One of the gunmen was killed in a shootout Friday night on a farm near Alldays, in the northern Transvaal Province, and the other two were killed on another farm in the Pontdrif area Saturday, the South African Army said.

The gunfight Saturday occurred after a farmer reported the presence of "suspicious people," authorities said. The military command said security forces suffered no casualties and captured three Soviet-made automatic rifles, eight pistols and hand grenades and other weapons.

An Army spokesman said the three gunmen had "infiltrated from Zimbabwe."

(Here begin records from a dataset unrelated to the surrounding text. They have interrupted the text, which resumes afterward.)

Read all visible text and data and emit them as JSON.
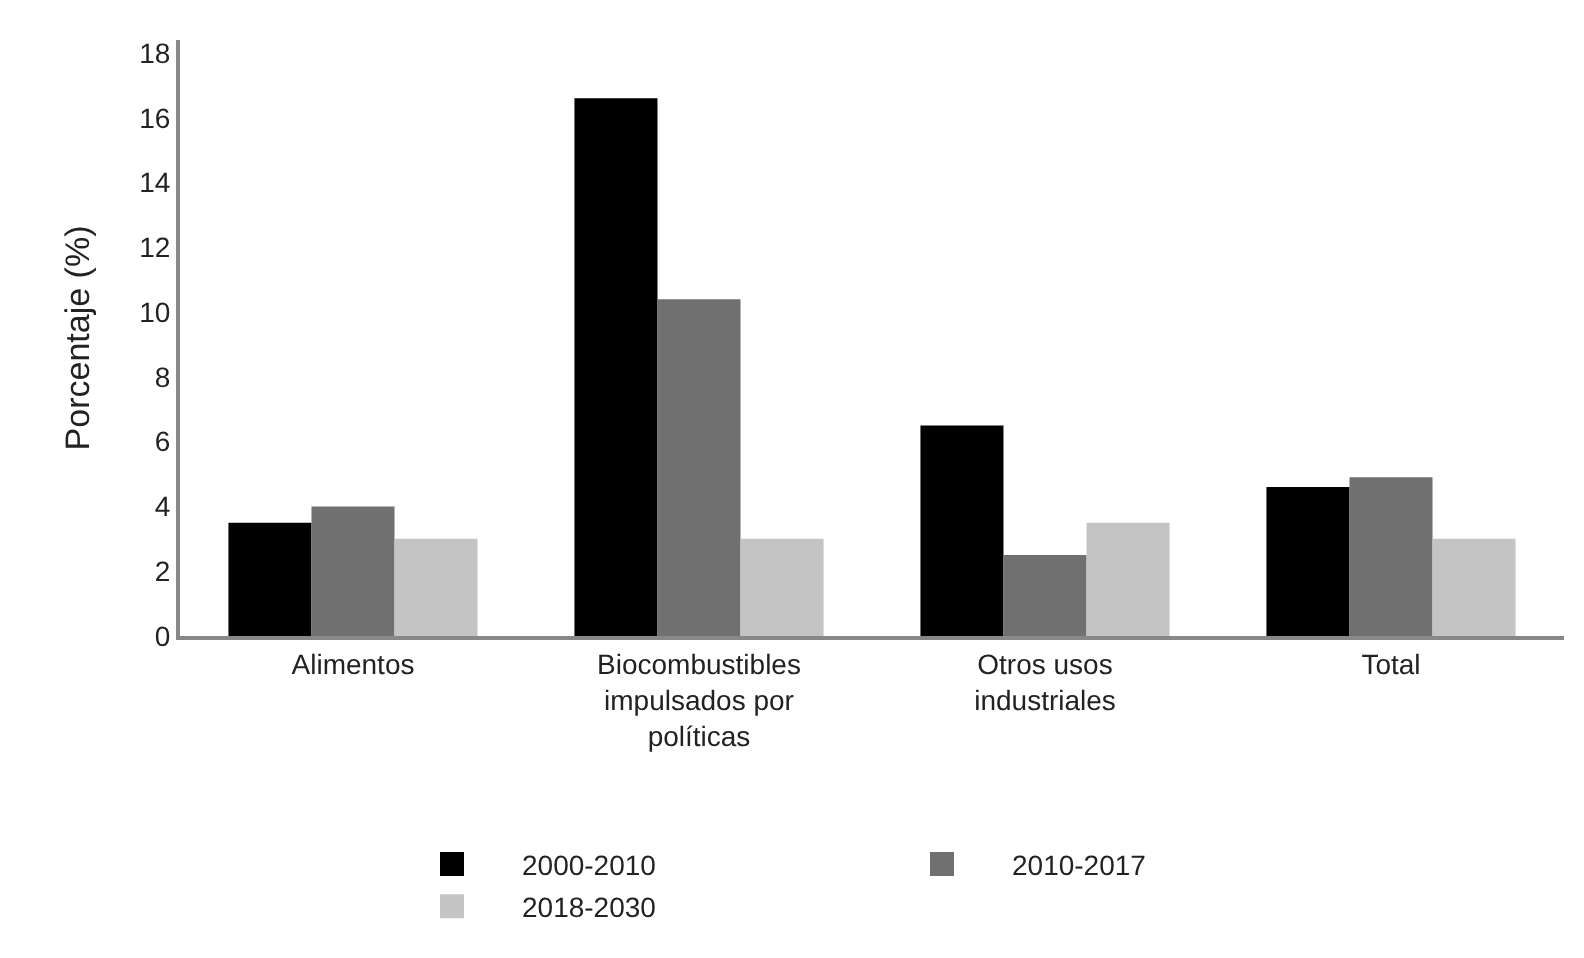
{
  "chart_data": {
    "type": "bar",
    "ylabel": "Porcentaje (%)",
    "categories": [
      "Alimentos",
      "Biocombustibles impulsados por políticas",
      "Otros usos industriales",
      "Total"
    ],
    "series": [
      {
        "name": "2000-2010",
        "color": "#000000",
        "values": [
          3.5,
          16.6,
          6.5,
          4.6
        ]
      },
      {
        "name": "2010-2017",
        "color": "#707070",
        "values": [
          4.0,
          10.4,
          2.5,
          4.9
        ]
      },
      {
        "name": "2018-2030",
        "color": "#c4c4c4",
        "values": [
          3.0,
          3.0,
          3.5,
          3.0
        ]
      }
    ],
    "ylim": [
      0,
      18.4
    ],
    "yticks": [
      0,
      2,
      4,
      6,
      8,
      10,
      12,
      14,
      16,
      18
    ],
    "grid": false,
    "legend": "bottom"
  }
}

South Africa has repeatedly justified its military incursions into neighboring Angola, Zimbabwe, Zambia and Mozambique on the basis of allegations that ANC guerrillas trained in those countries cross the borders to conduct terrorist operations in South Africa.

Independent military analysts estimate that at any given time there are between 300 and 500 ANC guerrillas operating in South Africa, but counterinsurgency experts in the South African Police Force say that the estimates are exaggerated and that only about 50 trained guerrillas operate inside South Africa at a typical time.

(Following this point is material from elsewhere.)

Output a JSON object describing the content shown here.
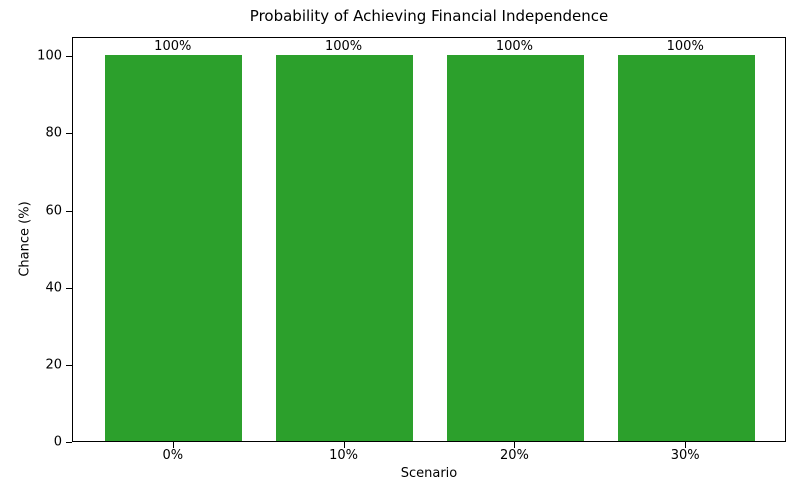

In its daily report on violence, police headquarters in Pretoria today said a bomb damaged a power substation in Johannesburg's black township of Soweto yesterday. The authorities did not say who was responsible.

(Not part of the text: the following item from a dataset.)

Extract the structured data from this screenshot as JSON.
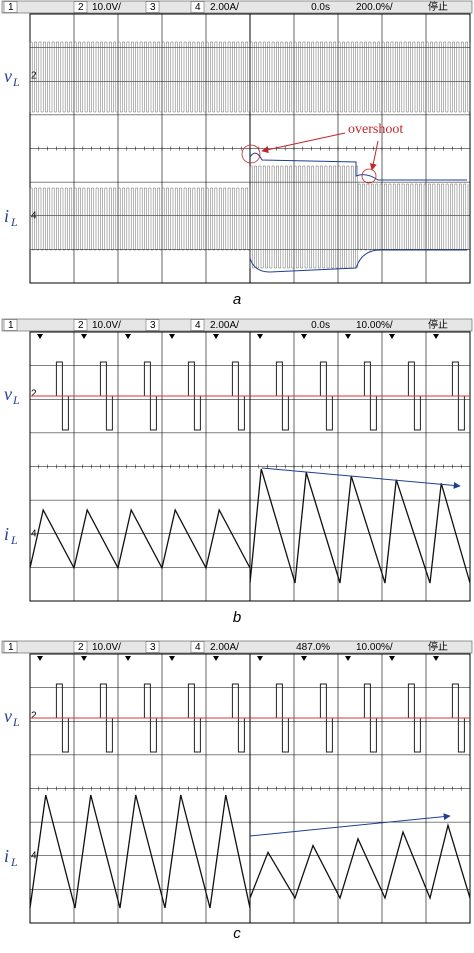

Police also said security forces fired shotguns and tear-gas grenades after a crowd of mixed-race Coloreds stoned them near Saldanha, north of Cape Town, yesterday. Four persons were injured and four arrested in the clash.

The police command also said an intensive search was under way for gunmen who killed two white policemen -- a father and his son -- in the tribal homeland of KwaNdebele, north of Pretoria, Friday night.

Authorities said the bullet-riddled bodies of police Lt. Hannes Fourie, commander of the KwaNdebele National Guard, and his son, Constable Mark Fourie, were found near where they had gone to investigate a report of a robbery.

A police spokesman said they were shot at point-blank range with an AK47 assault rifle.

This article was written under South African press restrictions that prohibit the reporting of nonofficial news of violence, unlawful gatherings, strikes, boycotts and other forms of organized dissent, or of any "subversive statement" as defined by the Pretoria government, unless cleared by a board of official censors.